The Denver Post ran a story this weekend about the cost of food, continuing one of the themes from Food Inc. and others, arguing that healthier food costs more than unhealthy food, and that’s why so many poorer people cannot afford to eat healthy and therefore become obese. One of the reasons, the story argues, is farm subsidies from the federal government.
We’ve heard this before, and it’s desperately a myth in need of correction. A December 2007 study by researchers at the University of California at Davis found that eliminating the corn subsidy would reduce corn-based food consumption by, at most, two-tenths of a percent. A video report is located here.

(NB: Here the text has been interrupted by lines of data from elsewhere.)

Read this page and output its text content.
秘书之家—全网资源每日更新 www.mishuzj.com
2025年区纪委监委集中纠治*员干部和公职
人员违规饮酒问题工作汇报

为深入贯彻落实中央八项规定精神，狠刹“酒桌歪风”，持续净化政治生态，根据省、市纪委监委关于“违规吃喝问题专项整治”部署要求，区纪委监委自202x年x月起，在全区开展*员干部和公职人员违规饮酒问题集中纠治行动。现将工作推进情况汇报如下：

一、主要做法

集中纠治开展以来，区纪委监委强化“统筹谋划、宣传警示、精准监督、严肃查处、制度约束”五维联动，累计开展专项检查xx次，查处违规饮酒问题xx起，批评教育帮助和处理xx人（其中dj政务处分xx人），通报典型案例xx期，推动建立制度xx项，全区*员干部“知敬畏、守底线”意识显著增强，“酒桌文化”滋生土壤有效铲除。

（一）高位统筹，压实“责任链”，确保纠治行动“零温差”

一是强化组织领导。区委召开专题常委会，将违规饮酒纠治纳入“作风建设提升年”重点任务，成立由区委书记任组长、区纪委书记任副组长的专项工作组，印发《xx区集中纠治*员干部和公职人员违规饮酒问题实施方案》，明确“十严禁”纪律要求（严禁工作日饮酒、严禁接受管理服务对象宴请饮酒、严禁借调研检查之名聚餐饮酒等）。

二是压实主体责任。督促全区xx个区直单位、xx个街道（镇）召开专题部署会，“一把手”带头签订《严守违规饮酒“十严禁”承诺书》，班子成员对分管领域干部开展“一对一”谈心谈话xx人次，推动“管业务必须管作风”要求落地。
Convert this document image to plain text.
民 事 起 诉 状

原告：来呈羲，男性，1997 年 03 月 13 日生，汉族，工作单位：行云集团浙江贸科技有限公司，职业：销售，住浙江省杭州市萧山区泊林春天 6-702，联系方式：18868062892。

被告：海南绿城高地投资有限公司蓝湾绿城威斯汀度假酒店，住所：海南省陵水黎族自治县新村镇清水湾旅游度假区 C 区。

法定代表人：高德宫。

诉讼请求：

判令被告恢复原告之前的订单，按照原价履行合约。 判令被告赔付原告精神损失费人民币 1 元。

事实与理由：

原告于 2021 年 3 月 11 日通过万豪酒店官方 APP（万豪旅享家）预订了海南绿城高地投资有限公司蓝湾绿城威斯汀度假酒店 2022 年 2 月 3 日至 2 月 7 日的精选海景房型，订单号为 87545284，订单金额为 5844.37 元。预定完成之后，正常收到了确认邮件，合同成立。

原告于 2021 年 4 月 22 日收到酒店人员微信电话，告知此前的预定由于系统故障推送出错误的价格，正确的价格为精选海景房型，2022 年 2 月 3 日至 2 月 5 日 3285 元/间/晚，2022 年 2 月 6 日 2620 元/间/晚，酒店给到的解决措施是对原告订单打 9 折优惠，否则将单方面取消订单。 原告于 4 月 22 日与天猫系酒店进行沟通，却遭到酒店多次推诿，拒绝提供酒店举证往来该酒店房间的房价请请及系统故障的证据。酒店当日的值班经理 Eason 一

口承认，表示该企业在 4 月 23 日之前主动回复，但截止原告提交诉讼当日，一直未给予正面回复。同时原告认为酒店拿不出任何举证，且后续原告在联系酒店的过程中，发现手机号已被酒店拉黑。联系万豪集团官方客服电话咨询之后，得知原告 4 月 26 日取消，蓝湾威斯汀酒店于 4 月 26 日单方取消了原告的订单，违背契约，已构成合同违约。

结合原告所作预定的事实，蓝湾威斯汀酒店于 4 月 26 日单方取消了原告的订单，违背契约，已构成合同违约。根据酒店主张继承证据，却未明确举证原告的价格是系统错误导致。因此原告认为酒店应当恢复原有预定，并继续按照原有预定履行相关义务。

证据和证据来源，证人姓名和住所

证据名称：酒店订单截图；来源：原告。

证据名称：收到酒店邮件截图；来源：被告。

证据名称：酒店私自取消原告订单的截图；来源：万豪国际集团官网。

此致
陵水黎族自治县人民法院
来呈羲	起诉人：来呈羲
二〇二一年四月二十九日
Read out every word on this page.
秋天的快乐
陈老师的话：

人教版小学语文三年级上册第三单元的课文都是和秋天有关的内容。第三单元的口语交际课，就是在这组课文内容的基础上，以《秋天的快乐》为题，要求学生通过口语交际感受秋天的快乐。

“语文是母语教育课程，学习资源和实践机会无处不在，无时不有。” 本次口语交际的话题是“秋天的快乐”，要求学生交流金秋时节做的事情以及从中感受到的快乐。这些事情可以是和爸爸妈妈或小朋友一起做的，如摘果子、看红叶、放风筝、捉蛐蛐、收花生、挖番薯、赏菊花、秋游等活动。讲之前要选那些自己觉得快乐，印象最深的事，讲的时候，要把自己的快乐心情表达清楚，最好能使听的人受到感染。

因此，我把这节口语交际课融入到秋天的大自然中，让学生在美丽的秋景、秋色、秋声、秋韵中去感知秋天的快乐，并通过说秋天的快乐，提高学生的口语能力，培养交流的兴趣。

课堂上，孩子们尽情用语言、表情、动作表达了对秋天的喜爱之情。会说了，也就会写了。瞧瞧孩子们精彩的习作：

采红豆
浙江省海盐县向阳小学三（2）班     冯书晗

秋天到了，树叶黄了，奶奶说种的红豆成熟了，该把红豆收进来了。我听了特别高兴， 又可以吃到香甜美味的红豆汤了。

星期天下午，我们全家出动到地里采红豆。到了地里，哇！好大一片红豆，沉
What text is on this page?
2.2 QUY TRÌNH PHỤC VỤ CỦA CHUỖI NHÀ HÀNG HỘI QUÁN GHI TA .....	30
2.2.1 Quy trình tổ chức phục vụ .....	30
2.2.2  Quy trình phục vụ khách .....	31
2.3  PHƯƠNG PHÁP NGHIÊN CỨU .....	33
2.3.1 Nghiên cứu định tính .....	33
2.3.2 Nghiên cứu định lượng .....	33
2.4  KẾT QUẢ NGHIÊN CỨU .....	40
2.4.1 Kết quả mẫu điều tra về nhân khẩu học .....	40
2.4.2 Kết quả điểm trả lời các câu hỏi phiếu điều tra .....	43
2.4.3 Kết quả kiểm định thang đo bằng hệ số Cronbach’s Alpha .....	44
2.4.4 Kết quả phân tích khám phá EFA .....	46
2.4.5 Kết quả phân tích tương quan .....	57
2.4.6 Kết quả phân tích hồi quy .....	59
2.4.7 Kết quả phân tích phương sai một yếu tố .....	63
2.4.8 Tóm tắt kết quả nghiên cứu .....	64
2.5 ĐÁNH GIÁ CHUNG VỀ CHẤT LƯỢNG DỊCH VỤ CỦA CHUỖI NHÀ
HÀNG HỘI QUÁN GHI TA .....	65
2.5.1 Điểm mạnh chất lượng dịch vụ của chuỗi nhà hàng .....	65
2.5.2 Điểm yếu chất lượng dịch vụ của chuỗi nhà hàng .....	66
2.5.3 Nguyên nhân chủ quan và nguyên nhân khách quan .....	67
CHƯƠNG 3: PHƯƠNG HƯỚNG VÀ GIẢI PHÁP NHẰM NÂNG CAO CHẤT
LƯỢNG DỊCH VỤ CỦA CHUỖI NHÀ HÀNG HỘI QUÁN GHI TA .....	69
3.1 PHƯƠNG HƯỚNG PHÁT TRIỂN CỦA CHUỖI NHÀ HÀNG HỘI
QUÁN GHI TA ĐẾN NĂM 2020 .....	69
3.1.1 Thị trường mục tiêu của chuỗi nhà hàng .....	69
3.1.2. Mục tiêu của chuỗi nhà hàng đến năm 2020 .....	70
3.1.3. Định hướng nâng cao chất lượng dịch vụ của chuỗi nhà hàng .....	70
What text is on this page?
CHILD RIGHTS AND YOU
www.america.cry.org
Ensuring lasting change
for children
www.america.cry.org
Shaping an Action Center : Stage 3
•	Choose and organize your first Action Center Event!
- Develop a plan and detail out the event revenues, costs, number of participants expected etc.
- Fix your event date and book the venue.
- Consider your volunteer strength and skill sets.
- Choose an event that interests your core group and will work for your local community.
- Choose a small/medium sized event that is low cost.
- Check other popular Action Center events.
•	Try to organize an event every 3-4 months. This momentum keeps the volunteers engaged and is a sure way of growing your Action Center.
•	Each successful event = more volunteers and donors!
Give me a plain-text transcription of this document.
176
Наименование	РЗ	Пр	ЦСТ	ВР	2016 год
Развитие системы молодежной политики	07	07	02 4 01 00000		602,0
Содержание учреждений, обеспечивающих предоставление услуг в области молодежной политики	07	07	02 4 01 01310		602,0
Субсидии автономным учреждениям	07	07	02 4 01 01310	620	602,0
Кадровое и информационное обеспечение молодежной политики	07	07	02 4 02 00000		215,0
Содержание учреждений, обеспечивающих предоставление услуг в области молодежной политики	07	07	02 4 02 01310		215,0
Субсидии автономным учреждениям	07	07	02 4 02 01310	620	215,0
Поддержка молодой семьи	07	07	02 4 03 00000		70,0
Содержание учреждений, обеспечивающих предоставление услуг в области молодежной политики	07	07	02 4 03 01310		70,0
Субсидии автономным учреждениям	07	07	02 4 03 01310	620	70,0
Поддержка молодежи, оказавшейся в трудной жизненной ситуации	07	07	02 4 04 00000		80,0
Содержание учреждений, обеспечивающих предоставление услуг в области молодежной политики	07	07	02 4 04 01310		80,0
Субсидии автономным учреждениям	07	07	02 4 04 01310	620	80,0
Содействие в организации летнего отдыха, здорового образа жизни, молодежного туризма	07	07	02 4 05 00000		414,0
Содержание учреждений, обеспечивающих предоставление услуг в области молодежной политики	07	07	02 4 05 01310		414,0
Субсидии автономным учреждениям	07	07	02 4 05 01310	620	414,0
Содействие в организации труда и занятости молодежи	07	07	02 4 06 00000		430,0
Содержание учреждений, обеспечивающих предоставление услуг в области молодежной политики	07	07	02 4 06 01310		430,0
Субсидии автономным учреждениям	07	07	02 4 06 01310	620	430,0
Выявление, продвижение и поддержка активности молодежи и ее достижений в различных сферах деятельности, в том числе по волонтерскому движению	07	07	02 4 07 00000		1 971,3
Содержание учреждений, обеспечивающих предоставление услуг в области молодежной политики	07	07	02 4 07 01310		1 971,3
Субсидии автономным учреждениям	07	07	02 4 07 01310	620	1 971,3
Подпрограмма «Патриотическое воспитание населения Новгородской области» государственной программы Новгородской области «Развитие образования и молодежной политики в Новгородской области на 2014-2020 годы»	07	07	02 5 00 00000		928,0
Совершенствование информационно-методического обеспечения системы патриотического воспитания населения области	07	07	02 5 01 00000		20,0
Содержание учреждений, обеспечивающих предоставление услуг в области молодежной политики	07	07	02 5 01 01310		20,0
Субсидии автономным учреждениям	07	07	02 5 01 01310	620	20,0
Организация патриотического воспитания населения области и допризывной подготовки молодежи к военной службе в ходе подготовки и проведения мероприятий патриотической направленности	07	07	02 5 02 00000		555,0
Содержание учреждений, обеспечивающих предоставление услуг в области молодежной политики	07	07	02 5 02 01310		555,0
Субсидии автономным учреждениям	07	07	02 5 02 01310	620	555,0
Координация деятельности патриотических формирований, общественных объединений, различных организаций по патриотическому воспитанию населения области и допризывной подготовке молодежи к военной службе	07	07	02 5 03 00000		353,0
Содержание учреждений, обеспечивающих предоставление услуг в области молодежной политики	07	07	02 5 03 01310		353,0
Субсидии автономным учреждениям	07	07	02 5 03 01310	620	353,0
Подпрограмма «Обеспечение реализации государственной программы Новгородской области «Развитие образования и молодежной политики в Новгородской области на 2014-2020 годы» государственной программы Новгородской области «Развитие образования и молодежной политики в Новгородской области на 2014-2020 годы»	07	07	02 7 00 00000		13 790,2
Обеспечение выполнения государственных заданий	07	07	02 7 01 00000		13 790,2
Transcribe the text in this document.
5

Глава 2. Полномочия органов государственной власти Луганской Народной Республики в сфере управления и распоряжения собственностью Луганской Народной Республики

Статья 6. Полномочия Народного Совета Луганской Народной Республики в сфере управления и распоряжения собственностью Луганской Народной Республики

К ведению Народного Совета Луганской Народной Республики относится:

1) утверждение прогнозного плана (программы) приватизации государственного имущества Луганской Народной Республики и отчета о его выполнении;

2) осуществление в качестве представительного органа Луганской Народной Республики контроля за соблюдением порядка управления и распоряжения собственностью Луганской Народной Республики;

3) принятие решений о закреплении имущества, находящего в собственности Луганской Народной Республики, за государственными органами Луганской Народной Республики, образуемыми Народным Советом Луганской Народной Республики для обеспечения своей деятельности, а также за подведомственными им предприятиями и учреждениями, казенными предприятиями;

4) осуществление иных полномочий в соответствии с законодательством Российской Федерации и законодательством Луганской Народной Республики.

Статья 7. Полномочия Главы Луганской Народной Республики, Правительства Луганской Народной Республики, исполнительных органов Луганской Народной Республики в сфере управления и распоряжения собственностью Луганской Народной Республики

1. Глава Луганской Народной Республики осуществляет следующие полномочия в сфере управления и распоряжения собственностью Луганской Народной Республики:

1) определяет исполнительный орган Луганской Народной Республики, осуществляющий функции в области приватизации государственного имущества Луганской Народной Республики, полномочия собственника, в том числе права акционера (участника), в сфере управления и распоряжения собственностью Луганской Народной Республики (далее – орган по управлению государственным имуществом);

Online, the Post story featured a graphic derived from the Physicians Committee for Responsible Medicine. Here’s the Post version and here’s the PCRM version of the “perverse pyramid” as they call it. The latter one is titled “Why Does a Salad Cost More than a Big Mac?” without, sadly, breaking down the cost of either.
Let’s find some neutral third party to take this graphic apart. Flowing Data is a blog that looks at how media and organizations use graphic images to convey information. Back in March, it took a look at the PRCM pyramid scheme and some commentators found it disproportionate and dishonest.
But I’m left with a nagging question … if salads are healthier and, therefore, better in the eyes of the public, shouldn’t they cost more than Big Macs?